Melanie can then spring into action, and get any paperwork under way on the spot.
‘In the past year, out of more than 1,000 clinical contacts the team has undertaken, 770 needed referrals to external supports,’ says Joel.
Our next stop with the van is to meet Troy, who has agreed to share his identity and to be photographed.
When the team first met Troy, he had been sleeping rough. Sydney to Newcastle trains were his preferred choice at night – they’re weatherproof, reasonably warm, and he felt safe under their security cameras.
Troy had the odds stacked against him, even as a child. His mother sent him away to live at Boystown when he was 12, and a year later she sent his younger brother away from home too. Troy had to leave Boystown when he left school, and turned to stealing cars and generally being a ‘bad kid’.
‘I went to Mt Penang [juvenile detention centre] four times,’ says Troy. ‘It wasn’t too bad; it meant I had a sort of family, and somewhere to sleep and be fed.
‘I had anxiety attacks, but I thought everyone was like that,’ he says. ‘So I never sought help.’
After he left prison, he met a girl and fell in love.
‘We broke up after six or seven years,’ says Troy. ‘And six weeks after I left her, she found out she was pregnant. I didn’t think I’d ever have kids, so that was life-changing news.’
He became involved in his new daughter’s life, changing nappies and loving being a dad. Another daughter came along just 11 months later.
‘It gave me a reason to change my life,’ says Troy. ‘The girls are now 24 and 25, and I haven’t been back in prison for 25 years.’
It wasn’t all easy going for Troy though, and when the CCPC team first met him, he was still suffering from depression and anxiety, and couldn’t cope with the idea of appointments, so was no longer under the care of a GP. Instead, he was self-medicating with alcohol, and had been injecting drugs years earlier.
‘The team got me some temporary accommodation in a motel in Long Jetty, which was so luxurious after the trains. They even drove me up there because I had no transport.’
His health checks came back with a positive Hepatitis C diagnosis and an inflamed liver. Troy was given a state-funded Hepatitis B vaccination, had a liver ultrasound, and went on a course of treatment for the Hepatitis C.

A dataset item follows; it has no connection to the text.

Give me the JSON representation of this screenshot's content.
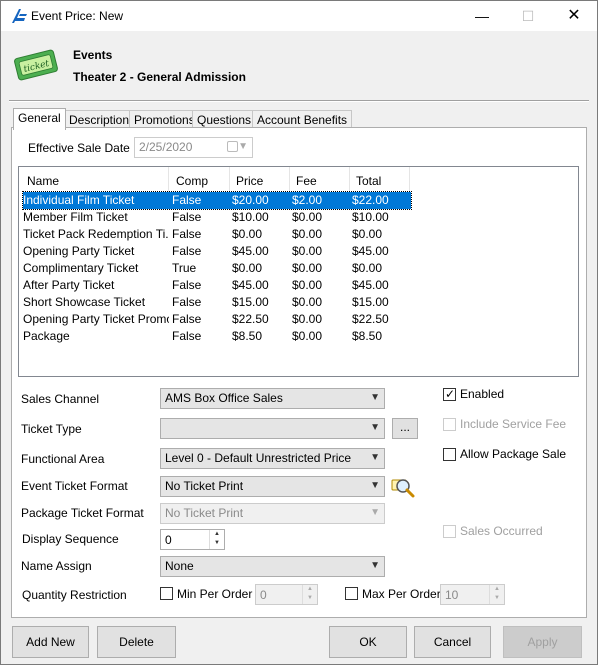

Troy also re-commenced his anti-depressants and, today, is about to get his eyes tested for glasses. A Woy Woy hairdresser has donated a voucher for a haircut, and Troy reckons he’ll look pretty handsome after all that.
Catholic Care was able to help him get accommodation in a bedsit with shared kitchen and bathroom facilities. Four months later, he is still happily there and is proud that he is clear of hepatitis.
Eleven days after first meeting the team, Troy was overwhelmed with the change in his life, and cried with happiness as he told them, ‘I feel so well cared for. I could never have done this alone.’ Soon, the team was crying, too.
He now has a three-year-old granddaughter and grins proudly when he says, ‘My two daughters live close enough so I get to see them, and I am able to babysit my beautiful little granddaughter. It’s changed my life. I’m pretty happy.’